Embora os ventos quentes e secos preparem o cenário para os incêndios florestais violentos na Itália, são os humanos que os iniciam. Mais da metade desses ataques foram realizados intencionalmente, de acordo com as autoridades, por motivos que vão desde desmatamento até vingança pessoal.
Como os incêndios estão concentrados em áreas onde o controle da máfia é forte, o foco nesses grupos criminosos se intensificou.
De acordo com Lauren Pearson, pesquisadora da Universidade de Berkeley, a máfia está “transformando o fogo em uma arma” na região para obter controle e benefícios econômicos. Pearson passou meses conversando com promotores, policiais, grupos ambientais e moradores da Sicília, onde grupos mafiosos operam.
A maneira como as máfias operam – nas sombras e com altos níveis de controle sobre as comunidades – torna extremamente difícil identificar dados específicos que as liguem aos incêndios, conforme Pearson contou à CNN. Mas evidências apontam para uma conexão clara entre crime organizado e incêndios florestais.
O sul da Itália sempre sofreu com incêndios florestais, mas os verões recentes têm sido devastadores. A Sicília sofreu mais de 8 mil incêndios em 2021, quando as temperaturas atingiram 49°C.
Os incêndios foram tão graves que a Comissão Regional Antimáfia iniciou uma investigação sobre possíveis causas criminais.
Foi descoberto que o clima perfeito para incêndios, combinado com terrenos florestais inacessíveis, ajudou a preparar o cenário para incêndios rápidos e incontroláveis. Mas as atividades criminosas “constituem o fator mais perigoso”, de acordo com o relatório.

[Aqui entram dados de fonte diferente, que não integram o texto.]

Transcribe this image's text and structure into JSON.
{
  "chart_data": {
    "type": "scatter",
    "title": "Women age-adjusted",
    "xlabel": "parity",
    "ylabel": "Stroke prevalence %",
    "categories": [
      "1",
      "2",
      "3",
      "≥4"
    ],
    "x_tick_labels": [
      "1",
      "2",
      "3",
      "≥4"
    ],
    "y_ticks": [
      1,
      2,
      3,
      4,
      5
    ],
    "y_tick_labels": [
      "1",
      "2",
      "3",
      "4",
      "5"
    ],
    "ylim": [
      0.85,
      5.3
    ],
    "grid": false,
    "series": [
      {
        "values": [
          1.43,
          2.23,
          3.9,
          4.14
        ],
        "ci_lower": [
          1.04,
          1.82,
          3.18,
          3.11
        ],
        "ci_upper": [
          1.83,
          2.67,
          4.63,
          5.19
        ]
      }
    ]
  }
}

Essas atividades criminosas não são apenas um negócio da máfia, diz Laura Biffi, que trabalha para a organização ambiental sem fins lucrativos Legambiente, que documenta crimes ecológicos da máfia há décadas. Especialistas dizem que há uma “indústria do fogo” no sul da Itália, porque há muitas pessoas envolvidas.
Os incêndios são iniciados por trabalhadores temporários ansiosos para estender seus contratos de combate às chamas, fazendeiros que querem limpar a floresta para pastagem, manifestantes ou pessoas que buscam algum tipo de vingança.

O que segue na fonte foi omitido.